La National District Attorneys Association a plaidé auprès de la direction du Sénat que la section 604, la disposition du Blockchain Regulatory Certainty Act, nuirait de manière significative aux enquêtes criminelles en protégeant des développeurs de logiciels non-dépositaires de leurs obligations d’émetteurs de money transmitter. Le sénateur Ron Wyden (D-Ore.) a rétorqué que les développeurs qui ne contrôlent jamais les fonds des clients ne devraient pas être classés comme money transmitters pour la publication de code. Les sénateurs Mark Warner (D-Va.) et Catherine Cortez Masto (D-Nev.) ont lié leurs votes directement à l’approbation des forces de l’ordre.

Des associations du secteur bancaire, dont l’ABA et l’ICBA, soutiennent que le projet de loi crée une échappatoire de rendement des stablecoins permettant aux plateformes d’actifs numériques d’offrir des récompenses équivalentes à des intérêts, en contournant l’interdiction du GENIUS Act sur les intérêts payés par l’émetteur. Les Independent Community Bankers of America ont remis en question entièrement le calendrier du projet de loi.
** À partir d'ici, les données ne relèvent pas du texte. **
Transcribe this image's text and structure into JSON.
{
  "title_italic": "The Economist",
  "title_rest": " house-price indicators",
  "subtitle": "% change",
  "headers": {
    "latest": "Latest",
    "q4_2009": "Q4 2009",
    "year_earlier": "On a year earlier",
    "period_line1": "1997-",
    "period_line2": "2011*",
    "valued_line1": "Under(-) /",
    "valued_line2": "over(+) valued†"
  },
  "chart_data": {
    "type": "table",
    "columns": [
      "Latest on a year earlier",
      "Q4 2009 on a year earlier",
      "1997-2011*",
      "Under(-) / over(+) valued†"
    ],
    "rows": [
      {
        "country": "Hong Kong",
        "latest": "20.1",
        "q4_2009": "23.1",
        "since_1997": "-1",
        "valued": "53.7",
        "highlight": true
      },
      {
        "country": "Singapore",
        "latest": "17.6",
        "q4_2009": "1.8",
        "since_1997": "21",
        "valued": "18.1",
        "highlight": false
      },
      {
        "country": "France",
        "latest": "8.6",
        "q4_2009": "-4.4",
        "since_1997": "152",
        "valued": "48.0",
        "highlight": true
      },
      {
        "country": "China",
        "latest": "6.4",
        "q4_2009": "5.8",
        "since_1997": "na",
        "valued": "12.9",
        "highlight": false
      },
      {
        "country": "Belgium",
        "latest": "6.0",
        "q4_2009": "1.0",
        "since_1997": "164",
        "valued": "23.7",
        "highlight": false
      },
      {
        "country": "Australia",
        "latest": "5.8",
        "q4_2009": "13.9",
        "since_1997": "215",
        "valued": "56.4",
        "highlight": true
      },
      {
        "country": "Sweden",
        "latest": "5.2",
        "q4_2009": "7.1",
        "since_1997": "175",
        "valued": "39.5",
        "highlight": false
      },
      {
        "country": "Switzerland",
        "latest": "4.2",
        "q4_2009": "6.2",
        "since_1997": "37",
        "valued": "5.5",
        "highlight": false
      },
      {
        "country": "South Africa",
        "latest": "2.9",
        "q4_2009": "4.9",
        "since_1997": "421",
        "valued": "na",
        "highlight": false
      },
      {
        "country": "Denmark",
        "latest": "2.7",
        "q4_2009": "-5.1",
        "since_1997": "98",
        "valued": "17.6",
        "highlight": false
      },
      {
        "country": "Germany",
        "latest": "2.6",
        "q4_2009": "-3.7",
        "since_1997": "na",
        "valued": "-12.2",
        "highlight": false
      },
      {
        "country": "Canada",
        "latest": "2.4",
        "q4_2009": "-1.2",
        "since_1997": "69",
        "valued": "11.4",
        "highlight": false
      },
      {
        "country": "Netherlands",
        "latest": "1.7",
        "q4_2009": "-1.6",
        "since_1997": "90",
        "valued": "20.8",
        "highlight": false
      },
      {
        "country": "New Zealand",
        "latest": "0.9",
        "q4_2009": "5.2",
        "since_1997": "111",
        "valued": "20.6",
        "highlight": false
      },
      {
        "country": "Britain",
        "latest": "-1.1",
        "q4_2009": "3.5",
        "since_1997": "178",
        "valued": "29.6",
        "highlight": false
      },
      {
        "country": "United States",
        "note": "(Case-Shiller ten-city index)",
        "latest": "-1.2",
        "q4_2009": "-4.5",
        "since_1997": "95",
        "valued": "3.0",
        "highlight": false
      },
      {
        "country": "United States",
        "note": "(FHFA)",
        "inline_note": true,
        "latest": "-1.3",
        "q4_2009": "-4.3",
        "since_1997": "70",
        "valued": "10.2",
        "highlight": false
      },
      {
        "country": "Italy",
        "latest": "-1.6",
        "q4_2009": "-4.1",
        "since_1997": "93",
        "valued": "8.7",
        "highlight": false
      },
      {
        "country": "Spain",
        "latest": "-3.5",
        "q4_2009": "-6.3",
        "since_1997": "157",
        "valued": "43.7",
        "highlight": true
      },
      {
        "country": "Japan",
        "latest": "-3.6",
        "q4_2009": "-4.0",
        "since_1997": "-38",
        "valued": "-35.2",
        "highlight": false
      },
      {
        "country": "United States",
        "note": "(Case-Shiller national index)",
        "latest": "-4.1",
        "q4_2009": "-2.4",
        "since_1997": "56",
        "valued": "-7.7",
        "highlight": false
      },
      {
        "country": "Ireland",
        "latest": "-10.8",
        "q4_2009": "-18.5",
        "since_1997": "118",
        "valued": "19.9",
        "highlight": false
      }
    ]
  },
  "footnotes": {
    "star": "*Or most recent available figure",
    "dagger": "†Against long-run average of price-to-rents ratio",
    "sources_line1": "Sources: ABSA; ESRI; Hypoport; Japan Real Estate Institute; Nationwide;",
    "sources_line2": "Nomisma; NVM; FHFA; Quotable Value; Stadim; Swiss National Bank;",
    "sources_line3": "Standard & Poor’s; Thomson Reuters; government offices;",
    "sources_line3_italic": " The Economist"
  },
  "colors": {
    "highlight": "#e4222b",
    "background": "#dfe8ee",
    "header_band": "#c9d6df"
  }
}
La CFTC a fonctionné avec un seul commissaire, tandis que la SEC compte deux postes vacants. Des règles émises par un commissaire CFTC isolé pourraient ouvrir la voie à un recours judiciaire et maintenir l’incertitude sur la juridiction. La sénatrice Amy Klobuchar a proposé de bloquer l’entrée en vigueur du cadre jusqu’à ce qu’au moins quatre commissaires de la CFTC soient confirmés.

FAQ

Quelles sont les deux dernières fenêtres à l’ordre du jour du Sénat pour la loi CLARITY ?

La loi CLARITY dispose encore de deux créneaux à l’ordre du jour du Sénat avant la pause d’août : les semaines du 20 juillet et du 27 juillet. La sénatrice Lummis a prévenu que manquer les deux créneaux pourrait repousser la législation à 2030 ou entraîner sa mort à la fin du 119e Congrès en janvier 2027.
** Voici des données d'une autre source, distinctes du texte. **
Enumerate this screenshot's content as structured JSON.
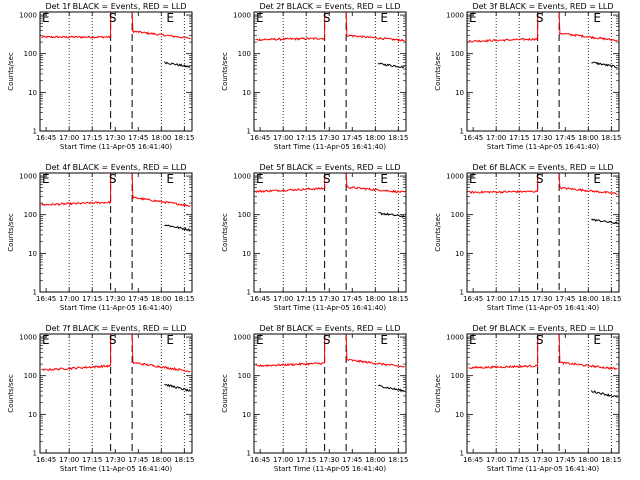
{
  "chart_data": [
    {
      "type": "line",
      "title": "Det 1f BLACK = Events, RED = LLD",
      "xlabel": "Start Time (11-Apr-05 16:41:40)",
      "ylabel": "Counts/sec",
      "x_tick_labels": [
        "16:45",
        "17:00",
        "17:15",
        "17:30",
        "17:45",
        "18:00",
        "18:15"
      ],
      "y_tick_labels": [
        "1",
        "10",
        "100",
        "1000"
      ],
      "ylim": [
        1,
        1200
      ],
      "y_scale": "log",
      "markers": [
        {
          "label": "E",
          "x": "16:41"
        },
        {
          "label": "S",
          "x": "17:29"
        },
        {
          "label": "E",
          "x": "18:02"
        }
      ],
      "series": [
        {
          "name": "LLD",
          "color": "#ff0000",
          "segments": [
            {
              "x": [
                "16:42",
                "17:27"
              ],
              "y": [
                270,
                270
              ]
            },
            {
              "x": [
                "17:27",
                "17:41"
              ],
              "y": [
                1200,
                1200
              ]
            },
            {
              "x": [
                "17:41",
                "18:19"
              ],
              "y": [
                380,
                250
              ]
            }
          ]
        },
        {
          "name": "Events",
          "color": "#000000",
          "segments": [
            {
              "x": [
                "18:02",
                "18:19"
              ],
              "y": [
                60,
                45
              ]
            }
          ]
        }
      ]
    },
    {
      "type": "line",
      "title": "Det 2f BLACK = Events, RED = LLD",
      "xlabel": "Start Time (11-Apr-05 16:41:40)",
      "ylabel": "Counts/sec",
      "x_tick_labels": [
        "16:45",
        "17:00",
        "17:15",
        "17:30",
        "17:45",
        "18:00",
        "18:15"
      ],
      "y_tick_labels": [
        "1",
        "10",
        "100",
        "1000"
      ],
      "ylim": [
        1,
        1200
      ],
      "y_scale": "log",
      "markers": [
        {
          "label": "E",
          "x": "16:41"
        },
        {
          "label": "S",
          "x": "17:29"
        },
        {
          "label": "E",
          "x": "18:02"
        }
      ],
      "series": [
        {
          "name": "LLD",
          "color": "#ff0000",
          "segments": [
            {
              "x": [
                "16:42",
                "17:27"
              ],
              "y": [
                230,
                250
              ]
            },
            {
              "x": [
                "17:27",
                "17:41"
              ],
              "y": [
                1200,
                1200
              ]
            },
            {
              "x": [
                "17:41",
                "18:19"
              ],
              "y": [
                300,
                220
              ]
            }
          ]
        },
        {
          "name": "Events",
          "color": "#000000",
          "segments": [
            {
              "x": [
                "18:02",
                "18:19"
              ],
              "y": [
                55,
                45
              ]
            }
          ]
        }
      ]
    },
    {
      "type": "line",
      "title": "Det 3f BLACK = Events, RED = LLD",
      "xlabel": "Start Time (11-Apr-05 16:41:40)",
      "ylabel": "Counts/sec",
      "x_tick_labels": [
        "16:45",
        "17:00",
        "17:15",
        "17:30",
        "17:45",
        "18:00",
        "18:15"
      ],
      "y_tick_labels": [
        "1",
        "10",
        "100",
        "1000"
      ],
      "ylim": [
        1,
        1200
      ],
      "y_scale": "log",
      "markers": [
        {
          "label": "E",
          "x": "16:41"
        },
        {
          "label": "S",
          "x": "17:29"
        },
        {
          "label": "E",
          "x": "18:02"
        }
      ],
      "series": [
        {
          "name": "LLD",
          "color": "#ff0000",
          "segments": [
            {
              "x": [
                "16:42",
                "17:27"
              ],
              "y": [
                210,
                240
              ]
            },
            {
              "x": [
                "17:27",
                "17:41"
              ],
              "y": [
                1200,
                1200
              ]
            },
            {
              "x": [
                "17:41",
                "18:19"
              ],
              "y": [
                340,
                220
              ]
            }
          ]
        },
        {
          "name": "Events",
          "color": "#000000",
          "segments": [
            {
              "x": [
                "18:02",
                "18:19"
              ],
              "y": [
                60,
                45
              ]
            }
          ]
        }
      ]
    },
    {
      "type": "line",
      "title": "Det 4f BLACK = Events, RED = LLD",
      "xlabel": "Start Time (11-Apr-05 16:41:40)",
      "ylabel": "Counts/sec",
      "x_tick_labels": [
        "16:45",
        "17:00",
        "17:15",
        "17:30",
        "17:45",
        "18:00",
        "18:15"
      ],
      "y_tick_labels": [
        "1",
        "10",
        "100",
        "1000"
      ],
      "ylim": [
        1,
        1200
      ],
      "y_scale": "log",
      "markers": [
        {
          "label": "E",
          "x": "16:41"
        },
        {
          "label": "S",
          "x": "17:29"
        },
        {
          "label": "E",
          "x": "18:02"
        }
      ],
      "series": [
        {
          "name": "LLD",
          "color": "#ff0000",
          "segments": [
            {
              "x": [
                "16:42",
                "17:27"
              ],
              "y": [
                180,
                210
              ]
            },
            {
              "x": [
                "17:27",
                "17:41"
              ],
              "y": [
                1200,
                1200
              ]
            },
            {
              "x": [
                "17:41",
                "18:19"
              ],
              "y": [
                280,
                170
              ]
            }
          ]
        },
        {
          "name": "Events",
          "color": "#000000",
          "segments": [
            {
              "x": [
                "18:02",
                "18:19"
              ],
              "y": [
                55,
                40
              ]
            }
          ]
        }
      ]
    },
    {
      "type": "line",
      "title": "Det 5f BLACK = Events, RED = LLD",
      "xlabel": "Start Time (11-Apr-05 16:41:40)",
      "ylabel": "Counts/sec",
      "x_tick_labels": [
        "16:45",
        "17:00",
        "17:15",
        "17:30",
        "17:45",
        "18:00",
        "18:15"
      ],
      "y_tick_labels": [
        "1",
        "10",
        "100",
        "1000"
      ],
      "ylim": [
        1,
        1200
      ],
      "y_scale": "log",
      "markers": [
        {
          "label": "E",
          "x": "16:41"
        },
        {
          "label": "S",
          "x": "17:29"
        },
        {
          "label": "E",
          "x": "18:02"
        }
      ],
      "series": [
        {
          "name": "LLD",
          "color": "#ff0000",
          "segments": [
            {
              "x": [
                "16:42",
                "17:27"
              ],
              "y": [
                400,
                480
              ]
            },
            {
              "x": [
                "17:27",
                "17:41"
              ],
              "y": [
                1200,
                1200
              ]
            },
            {
              "x": [
                "17:41",
                "18:19"
              ],
              "y": [
                520,
                380
              ]
            }
          ]
        },
        {
          "name": "Events",
          "color": "#000000",
          "segments": [
            {
              "x": [
                "18:02",
                "18:19"
              ],
              "y": [
                110,
                90
              ]
            }
          ]
        }
      ]
    },
    {
      "type": "line",
      "title": "Det 6f BLACK = Events, RED = LLD",
      "xlabel": "Start Time (11-Apr-05 16:41:40)",
      "ylabel": "Counts/sec",
      "x_tick_labels": [
        "16:45",
        "17:00",
        "17:15",
        "17:30",
        "17:45",
        "18:00",
        "18:15"
      ],
      "y_tick_labels": [
        "1",
        "10",
        "100",
        "1000"
      ],
      "ylim": [
        1,
        1200
      ],
      "y_scale": "log",
      "markers": [
        {
          "label": "E",
          "x": "16:41"
        },
        {
          "label": "S",
          "x": "17:29"
        },
        {
          "label": "E",
          "x": "18:02"
        }
      ],
      "series": [
        {
          "name": "LLD",
          "color": "#ff0000",
          "segments": [
            {
              "x": [
                "16:42",
                "17:27"
              ],
              "y": [
                380,
                400
              ]
            },
            {
              "x": [
                "17:27",
                "17:41"
              ],
              "y": [
                1200,
                1200
              ]
            },
            {
              "x": [
                "17:41",
                "18:19"
              ],
              "y": [
                500,
                350
              ]
            }
          ]
        },
        {
          "name": "Events",
          "color": "#000000",
          "segments": [
            {
              "x": [
                "18:02",
                "18:19"
              ],
              "y": [
                75,
                60
              ]
            }
          ]
        }
      ]
    },
    {
      "type": "line",
      "title": "Det 7f BLACK = Events, RED = LLD",
      "xlabel": "Start Time (11-Apr-05 16:41:40)",
      "ylabel": "Counts/sec",
      "x_tick_labels": [
        "16:45",
        "17:00",
        "17:15",
        "17:30",
        "17:45",
        "18:00",
        "18:15"
      ],
      "y_tick_labels": [
        "1",
        "10",
        "100",
        "1000"
      ],
      "ylim": [
        1,
        1200
      ],
      "y_scale": "log",
      "markers": [
        {
          "label": "E",
          "x": "16:41"
        },
        {
          "label": "S",
          "x": "17:29"
        },
        {
          "label": "E",
          "x": "18:02"
        }
      ],
      "series": [
        {
          "name": "LLD",
          "color": "#ff0000",
          "segments": [
            {
              "x": [
                "16:42",
                "17:27"
              ],
              "y": [
                140,
                180
              ]
            },
            {
              "x": [
                "17:27",
                "17:41"
              ],
              "y": [
                1200,
                1200
              ]
            },
            {
              "x": [
                "17:41",
                "18:19"
              ],
              "y": [
                220,
                130
              ]
            }
          ]
        },
        {
          "name": "Events",
          "color": "#000000",
          "segments": [
            {
              "x": [
                "18:02",
                "18:19"
              ],
              "y": [
                60,
                40
              ]
            }
          ]
        }
      ]
    },
    {
      "type": "line",
      "title": "Det 8f BLACK = Events, RED = LLD",
      "xlabel": "Start Time (11-Apr-05 16:41:40)",
      "ylabel": "Counts/sec",
      "x_tick_labels": [
        "16:45",
        "17:00",
        "17:15",
        "17:30",
        "17:45",
        "18:00",
        "18:15"
      ],
      "y_tick_labels": [
        "1",
        "10",
        "100",
        "1000"
      ],
      "ylim": [
        1,
        1200
      ],
      "y_scale": "log",
      "markers": [
        {
          "label": "E",
          "x": "16:41"
        },
        {
          "label": "S",
          "x": "17:29"
        },
        {
          "label": "E",
          "x": "18:02"
        }
      ],
      "series": [
        {
          "name": "LLD",
          "color": "#ff0000",
          "segments": [
            {
              "x": [
                "16:42",
                "17:27"
              ],
              "y": [
                180,
                210
              ]
            },
            {
              "x": [
                "17:27",
                "17:41"
              ],
              "y": [
                1200,
                1200
              ]
            },
            {
              "x": [
                "17:41",
                "18:19"
              ],
              "y": [
                260,
                170
              ]
            }
          ]
        },
        {
          "name": "Events",
          "color": "#000000",
          "segments": [
            {
              "x": [
                "18:02",
                "18:19"
              ],
              "y": [
                55,
                40
              ]
            }
          ]
        }
      ]
    },
    {
      "type": "line",
      "title": "Det 9f BLACK = Events, RED = LLD",
      "xlabel": "Start Time (11-Apr-05 16:41:40)",
      "ylabel": "Counts/sec",
      "x_tick_labels": [
        "16:45",
        "17:00",
        "17:15",
        "17:30",
        "17:45",
        "18:00",
        "18:15"
      ],
      "y_tick_labels": [
        "1",
        "10",
        "100",
        "1000"
      ],
      "ylim": [
        1,
        1200
      ],
      "y_scale": "log",
      "markers": [
        {
          "label": "E",
          "x": "16:41"
        },
        {
          "label": "S",
          "x": "17:29"
        },
        {
          "label": "E",
          "x": "18:02"
        }
      ],
      "series": [
        {
          "name": "LLD",
          "color": "#ff0000",
          "segments": [
            {
              "x": [
                "16:42",
                "17:27"
              ],
              "y": [
                160,
                180
              ]
            },
            {
              "x": [
                "17:27",
                "17:41"
              ],
              "y": [
                1200,
                1200
              ]
            },
            {
              "x": [
                "17:41",
                "18:19"
              ],
              "y": [
                220,
                150
              ]
            }
          ]
        },
        {
          "name": "Events",
          "color": "#000000",
          "segments": [
            {
              "x": [
                "18:02",
                "18:19"
              ],
              "y": [
                40,
                28
              ]
            }
          ]
        }
      ]
    }
  ]
}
Pourquoi la loi CLARITY a-t-elle besoin de 60 voix au Sénat ?

La direction du Sénat a besoin de 60 voix pour adopter la loi CLARITY. La coalition républicaine est divisée, les sénateurs Josh Hawley et Rand Paul devant s’opposer au projet de loi. Le sénateur McConnell a manqué des votes en raison d’un problème médical en cours, et le décès du sénateur Lindsey Graham à 71 ans réduit encore davantage la majorité républicaine. L’analyste de Galaxy Digital Alex Thorn estime que la direction pourrait avoir besoin jusqu’à neuf “crossovers” démocrates pour atteindre le seuil.

Quels sont les quatre points bloquants qui retardent le vote en séance de la loi CLARITY ?

Quatre sujets retardent le vote en séance : (1) la sénatrice Elizabeth Warren et la sénatrice Kirsten Gillibrand exigent un langage éthique opposable couvrant les participations crypto des responsables ; (2) la National District Attorneys Association affirme que la section 604 entraverait les enquêtes criminelles, et les sénateurs Mark Warner et Catherine Cortez Masto ont lié leurs votes à l’approbation des forces de l’ordre ; (3) des associations du secteur bancaire soutiennent que le projet de loi crée une échappatoire de rendement des stablecoins ; (4) la CFTC a un commissaire et la SEC deux postes vacants, et la sénatrice Amy Klobuchar a proposé de bloquer le cadre jusqu’à ce qu’au moins quatre commissaires CFTC soient confirmés.